Department of Morphological Sciences, Adelson School of Medicine, Ariel University, Ariel 4070000, Israel.
Department of Biology, School of Biological and Behavioural Sciences, Queen Mary University of London, London E1 4NS, UK.
Int J Mol Sci. 2024 May 30;25(11):5981. doi: 10.3390/ijms25115981.
The relationship between rheumatoid arthritis (RA) and early onset atherosclerosis is well depicted, each with an important inflammatory component. Glycoprotein acetyls (GlycA), a novel biomarker of inflammation, may play a role in the manifestation of these two inflammatory conditions. The present study examined a potential mediating role of GlycA within the RA-atherosclerosis relationship to determine whether it accounts for the excess risk of cardiovascular disease over that posed by lipid risk factors. The UK Biobank dataset was acquired to establish associations among RA, atherosclerosis, GlycA, and major lipid factors: total cholesterol (TC), high- and low-density lipoprotein (HDL, LDL) cholesterol, and triglycerides (TGs). Genome-wide association study summary statistics were collected from various resources to perform genetic analyses. Causality among variables was tested using Mendelian Randomization (MR) analysis. Genes of interest were identified using colocalization analysis and gene enrichment analysis. MR results appeared to indicate that the genetic relationship between GlycA and RA and also between RA and atherosclerosis was explained by horizontal pleiotropy (-value = 0.001 and <0.001, respectively), while GlycA may causally predict atherosclerosis (-value = 0.017). Colocalization analysis revealed several functionally relevant genes shared between GlycA and all the variables assessed. Two loci were apparent in all relationships tested and included the HLA region as well as GlycA appears to mediate the RA-atherosclerosis relationship through several possible pathways. GlycA, although pleiotropically related to RA, appears to causally predict atherosclerosis. Thus, GlycA is suggested as a significant factor in the etiology of atherosclerosis development in RA.
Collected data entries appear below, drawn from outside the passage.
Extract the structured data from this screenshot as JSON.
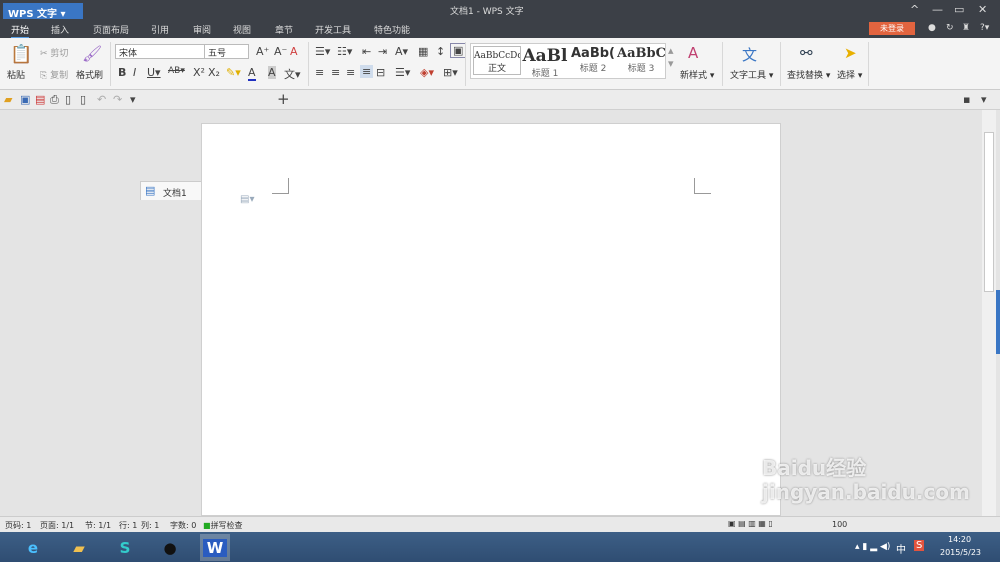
{
  "app": {
    "name": "WPS 文字",
    "title": "文档1 - WPS 文字"
  },
  "tabs": [
    "开始",
    "插入",
    "页面布局",
    "引用",
    "审阅",
    "视图",
    "章节",
    "开发工具",
    "特色功能"
  ],
  "login": "未登录",
  "ribbon": {
    "paste": "粘贴",
    "cut": "剪切",
    "copy": "复制",
    "format_painter": "格式刷",
    "font": "宋体",
    "size": "五号",
    "styles": [
      {
        "preview": "AaBbCcDd",
        "label": "正文"
      },
      {
        "preview": "AaBl",
        "label": "标题 1"
      },
      {
        "preview": "AaBb(",
        "label": "标题 2"
      },
      {
        "preview": "AaBbC",
        "label": "标题 3"
      }
    ],
    "new_style": "新样式",
    "text_tools": "文字工具",
    "find_replace": "查找替换",
    "select": "选择"
  },
  "doc_tab": "文档1",
  "status": {
    "page": "页码: 1",
    "pages": "页面: 1/1",
    "section": "节: 1/1",
    "row": "行: 1",
    "col": "列: 1",
    "words": "字数: 0",
    "spell": "拼写检查",
    "zoom": "100"
  },
  "taskbar": {
    "time": "14:20",
    "date": "2015/5/23",
    "ime": "中"
  },
  "watermark": "Baidu经验 jingyan.baidu.com",
  "colors": {
    "accent": "#3a76c4",
    "login": "#e2643f",
    "titlebar": "#3c4047"
  }
}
类风湿关节炎(RA)与早发动脉粥样硬化之间的关系已经得到了很好的描述,两者都有重要的炎症成分。糖蛋白乙酰基(GlycA)是一种新的炎症生物标志物,可能在这两种炎症状态的表现中发挥作用。本研究探讨了 GlycA 在 RA-动脉粥样硬化关系中的潜在中介作用,以确定它是否解释了心血管疾病风险超过脂质风险因素的风险。本研究从英国生物库(UK Biobank)数据集中获取了 RA、动脉粥样硬化、GlycA 与主要脂质因素(总胆固醇(TC)、高密度脂蛋白(HDL)、低密度脂蛋白(LDL)胆固醇和甘油三酯(TGs))之间的关联。从各种资源中收集了全基因组关联研究汇总统计数据,以进行遗传分析。使用孟德尔随机化(MR)分析测试变量之间的因果关系。使用共定位分析和基因富集分析鉴定感兴趣的基因。MR 结果似乎表明,GlycA 与 RA 之间以及 RA 与动脉粥样硬化之间的遗传关系是由水平多效性解释的(-值分别为 0.001 和 <0.001),而 GlycA 可能会导致动脉粥样硬化(-值 = 0.017)。共定位分析揭示了 GlycA 与所有评估变量之间存在几个功能相关的基因。在所有测试的关系中都出现了两个位点,包括 HLA 区域以及 GlycA 似乎通过几种可能的途径介导 RA-动脉粥样硬化的关系。尽管 GlycA 与 RA 具有多效性相关,但它似乎会导致动脉粥样硬化。因此,GlycA 被认为是 RA 患者动脉粥样硬化发展病因学中的一个重要因素。